- The head of Serum Institute of India (SII) and the World Health Organization’s chief scientist said that COVID-19 vaccine makers are amid a global shortage of the raw materials to manufacture the shots, Bloomberg reported.
- SII’s CEO Adar Poonawalla told a World Bank panel that a U.S. law blocking the export of certain key items, including bags and filters, will likely cause serious bottlenecks.
- WHO’s chief scientist Soumya Swaminathan also added that there is a shortfall of required vials, glass, plastic, and stoppers.
- SII, the largest vaccine maker, is licensed to produce COVID-19 vaccines from AstraZeneca Plc (NASDAQ: AZN) and Novavax Inc (NASDAQ: NVAX).
- Those supply disruption concerns have cropped up after the Biden administration announced plans to use the Defense Production Act to boost supplies needed for Pfizer Inc’s (NYSE: PFE) vaccines.

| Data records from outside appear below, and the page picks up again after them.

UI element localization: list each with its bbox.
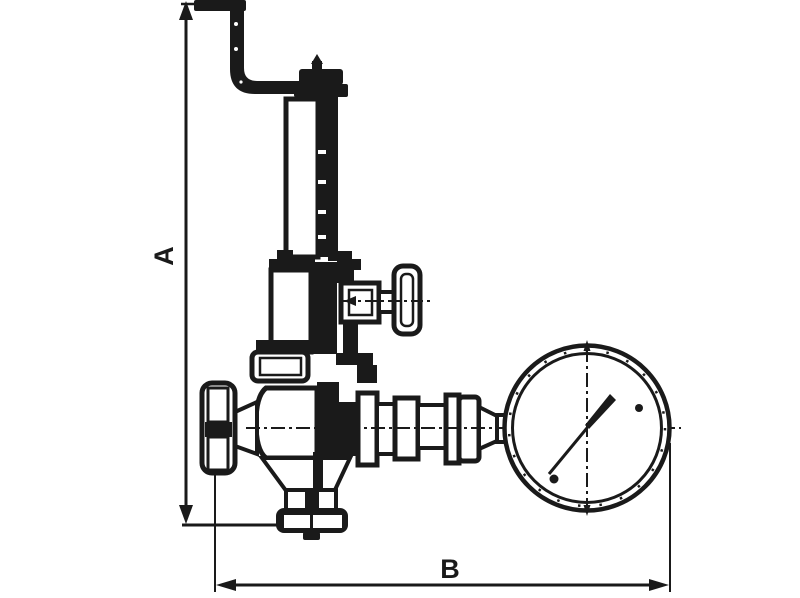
spring-notch [318,180,326,184]
branch-flange [336,353,373,365]
housing-chamber [286,99,318,257]
handwheel-hub-band [205,422,232,437]
technical-drawing-canvas: A [0,0,800,598]
spring-housing [286,97,338,257]
lever-arm [230,0,308,94]
packing-nut [252,340,313,381]
outlet-inner-stem [313,452,323,492]
fitting-union [418,405,446,448]
outlet-funnel [262,458,350,492]
cap-block [299,69,343,85]
test-lever [194,0,308,94]
body-shell [256,388,317,458]
dimension-b-arrow-right [649,579,669,591]
packing-hex-inner [260,358,301,375]
outlet-neck-slot [305,490,319,508]
cap-collar [294,84,348,97]
knob-branch [343,320,358,354]
dimension-b-label: B [440,554,460,584]
valve-drawing: A [0,0,800,598]
bonnet-box [271,270,311,352]
handwheel-rib-bottom [208,437,228,470]
side-adjusting-knob [336,266,432,383]
spring-stem [316,97,338,257]
lever-elbow-dot [239,80,242,83]
outlet-tab [303,532,320,540]
outlet [262,452,350,540]
bonnet-column [311,262,337,354]
spring-notch [318,210,326,214]
dimension-b-arrow-left [216,579,236,591]
needle-counterweight [550,475,559,484]
handwheel-rib-top [208,388,228,422]
lever-pin-dot [234,47,238,51]
gauge-stop-pin [635,404,643,412]
spring-notch [318,150,326,154]
outlet-flange-window [284,515,310,528]
valve-cap [294,54,348,97]
bonnet-step [337,259,361,270]
dimension-a-label: A [149,246,179,266]
lever-pin-dot [234,22,238,26]
outlet-flange-window [313,515,342,528]
spring-notch [318,235,326,239]
body-right-column [317,382,339,458]
branch-block [357,365,377,383]
pressure-gauge [505,340,670,516]
dimension-a-arrow-down [179,505,193,524]
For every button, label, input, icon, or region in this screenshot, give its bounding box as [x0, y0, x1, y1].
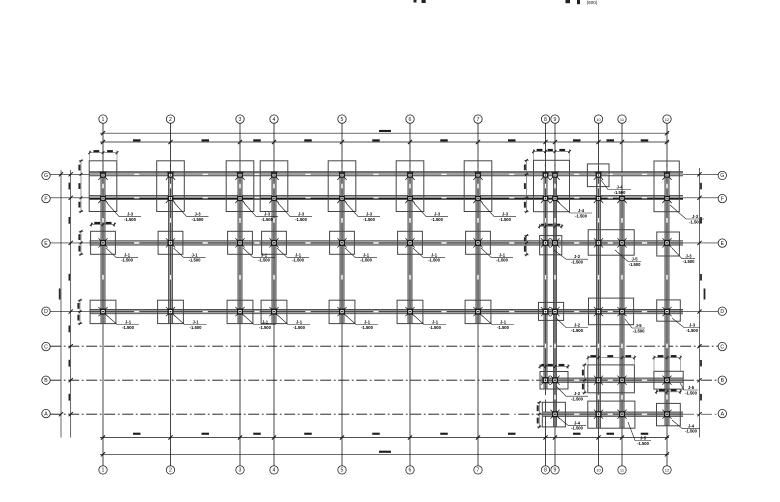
svg-text:J-5: J-5 — [640, 436, 647, 441]
svg-text:E: E — [44, 241, 48, 247]
svg-text:J-2: J-2 — [574, 254, 581, 259]
svg-text:J-1: J-1 — [363, 252, 370, 257]
svg-text:5: 5 — [341, 468, 344, 474]
svg-text:-1.500: -1.500 — [637, 441, 650, 446]
svg-text:-1.500: -1.500 — [497, 325, 510, 330]
svg-text:4: 4 — [273, 117, 276, 123]
svg-text:J-1: J-1 — [296, 320, 303, 325]
svg-text:-1.500: -1.500 — [428, 258, 441, 263]
svg-text:J-3: J-3 — [692, 214, 699, 219]
svg-text:-1.500: -1.500 — [189, 258, 202, 263]
svg-text:J-1: J-1 — [364, 320, 371, 325]
svg-text:J-1: J-1 — [500, 320, 507, 325]
svg-text:-1.500: -1.500 — [685, 390, 698, 395]
svg-text:J-1: J-1 — [261, 252, 268, 257]
svg-text:J-4: J-4 — [578, 208, 585, 213]
svg-text:-1.500: -1.500 — [261, 217, 274, 222]
svg-text:9: 9 — [554, 468, 557, 474]
svg-text:-1.500: -1.500 — [629, 262, 642, 267]
svg-text:2: 2 — [169, 468, 172, 474]
svg-text:J-3: J-3 — [434, 211, 441, 216]
svg-text:-1.500: -1.500 — [361, 325, 374, 330]
svg-text:G: G — [720, 173, 724, 179]
svg-text:D: D — [44, 309, 48, 315]
svg-text:J-3: J-3 — [685, 254, 692, 259]
svg-text:-1.500: -1.500 — [633, 328, 646, 333]
svg-text:J-3: J-3 — [264, 211, 271, 216]
svg-text:-1.500: -1.500 — [575, 213, 588, 218]
svg-text:1: 1 — [102, 468, 105, 474]
svg-text:-1.500: -1.500 — [429, 325, 442, 330]
svg-text:2: 2 — [169, 117, 172, 123]
svg-text:J-1: J-1 — [262, 320, 269, 325]
svg-text:J-3: J-3 — [366, 211, 373, 216]
svg-text:10: 10 — [596, 468, 601, 473]
svg-text:-1.500: -1.500 — [571, 426, 584, 431]
svg-text:7: 7 — [477, 117, 480, 123]
svg-text:-1.500: -1.500 — [686, 328, 699, 333]
svg-text:10: 10 — [596, 117, 601, 122]
svg-text:-1.500: -1.500 — [360, 258, 373, 263]
svg-text:J-1: J-1 — [295, 252, 302, 257]
svg-text:6: 6 — [409, 468, 412, 474]
svg-text:A: A — [44, 411, 48, 417]
svg-text:12: 12 — [665, 117, 670, 122]
svg-text:7: 7 — [477, 468, 480, 474]
svg-text:J-6: J-6 — [688, 385, 695, 390]
svg-text:8: 8 — [544, 468, 547, 474]
svg-text:-1.500: -1.500 — [571, 397, 584, 402]
svg-text:3: 3 — [239, 468, 242, 474]
svg-text:J-1: J-1 — [499, 252, 506, 257]
svg-text:J-1: J-1 — [124, 252, 131, 257]
svg-text:J-3: J-3 — [502, 211, 509, 216]
svg-text:4: 4 — [273, 468, 276, 474]
svg-text:-1.500: -1.500 — [685, 429, 698, 434]
svg-text:5: 5 — [341, 117, 344, 123]
svg-text:J-1: J-1 — [125, 320, 132, 325]
svg-text:-1.500: -1.500 — [499, 217, 512, 222]
svg-text:G: G — [44, 173, 48, 179]
svg-text:-1.500: -1.500 — [571, 260, 584, 265]
svg-text:8: 8 — [544, 117, 547, 123]
svg-text:-1.500: -1.500 — [496, 258, 509, 263]
svg-text:J-5: J-5 — [631, 257, 638, 262]
svg-text:(600): (600) — [587, 0, 598, 5]
svg-text:J-4: J-4 — [574, 420, 581, 425]
svg-text:1: 1 — [102, 117, 105, 123]
svg-text:-1.500: -1.500 — [192, 217, 205, 222]
svg-text:B: B — [44, 378, 48, 384]
svg-text:J-4: J-4 — [616, 185, 623, 190]
svg-text:-1.500: -1.500 — [124, 217, 137, 222]
svg-text:J-1: J-1 — [432, 320, 439, 325]
svg-text:B: B — [721, 378, 725, 384]
svg-text:-1.500: -1.500 — [122, 325, 135, 330]
svg-text:-1.500: -1.500 — [190, 325, 203, 330]
svg-text:-1.500: -1.500 — [571, 328, 584, 333]
svg-text:J-5: J-5 — [635, 323, 642, 328]
svg-text:J-2: J-2 — [574, 391, 581, 396]
svg-text:F: F — [44, 196, 47, 202]
svg-text:J-1: J-1 — [191, 252, 198, 257]
svg-text:J-1: J-1 — [192, 320, 199, 325]
svg-text:-1.500: -1.500 — [431, 217, 444, 222]
svg-text:-1.500: -1.500 — [259, 325, 272, 330]
svg-text:J-3: J-3 — [689, 323, 696, 328]
svg-text:A: A — [721, 411, 725, 417]
svg-text:-1.500: -1.500 — [121, 258, 134, 263]
svg-text:-1.500: -1.500 — [258, 258, 271, 263]
svg-text:-1.500: -1.500 — [295, 217, 308, 222]
svg-text:C: C — [720, 344, 724, 350]
svg-text:J-2: J-2 — [574, 323, 581, 328]
svg-text:C: C — [44, 344, 48, 350]
svg-text:-1.500: -1.500 — [292, 258, 305, 263]
svg-text:-1.500: -1.500 — [614, 190, 627, 195]
svg-text:J-4: J-4 — [688, 423, 695, 428]
svg-text:-1.500: -1.500 — [363, 217, 376, 222]
svg-text:12: 12 — [665, 468, 670, 473]
svg-text:-1.500: -1.500 — [683, 259, 696, 264]
svg-text:J-3: J-3 — [298, 211, 305, 216]
svg-text:E: E — [721, 241, 725, 247]
svg-text:J-3: J-3 — [194, 211, 201, 216]
svg-text:-1.500: -1.500 — [293, 325, 306, 330]
svg-text:9: 9 — [554, 117, 557, 123]
svg-text:J-1: J-1 — [431, 252, 438, 257]
svg-text:3: 3 — [239, 117, 242, 123]
svg-text:F: F — [721, 196, 724, 202]
svg-text:D: D — [720, 309, 724, 315]
svg-text:6: 6 — [409, 117, 412, 123]
svg-text:J-3: J-3 — [127, 211, 134, 216]
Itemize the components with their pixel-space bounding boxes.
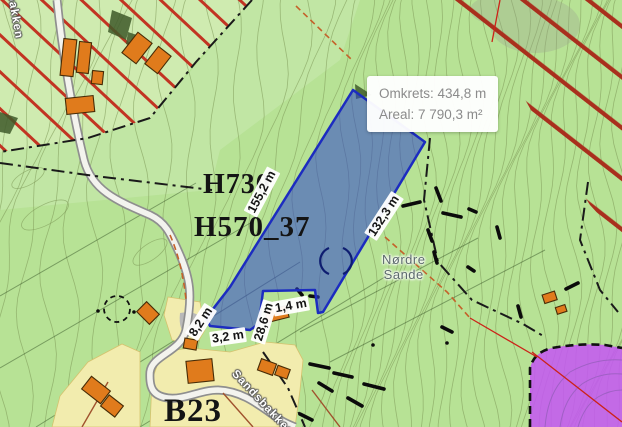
tooltip-area: Areal: 7 790,3 m²: [379, 104, 486, 125]
map-render-layer: [0, 0, 622, 427]
purple-zone: [530, 344, 622, 427]
measurement-tooltip: Omkrets: 434,8 m Areal: 7 790,3 m²: [367, 76, 498, 132]
farm-name-line2: Sande: [382, 267, 425, 282]
zone-label-b23: B23: [164, 395, 222, 427]
place-label-farm: Nørdre Sande: [382, 252, 425, 282]
tooltip-perimeter: Omkrets: 434,8 m: [379, 83, 486, 104]
farm-name-line1: Nørdre: [382, 252, 425, 267]
map-canvas[interactable]: H730 H570_37 B23 Nørdre Sande Sandsbakke…: [0, 0, 622, 427]
zone-label-h570-37: H570_37: [194, 213, 311, 242]
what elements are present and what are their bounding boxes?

- “There is a shortage of materials, of products that you need for the manufacturing of vaccines,” said Swaminathan. “This is where again you need global agreement and coordination not to do export bans.”
- Last month, Financial times discussed vaccine manufacturers’ struggle to secure supplies of giant plastic bags used in bioreactors that mix pharmaceutical ingredients, thus creating a bottleneck, resulting in more vaccine rollout delays.
- WHO will hold meetings on Monday and Tuesday next week to discuss these issues.
- Price Action: PFE shares are up 0.3% at $34.31 in premarket trading on the last check Friday.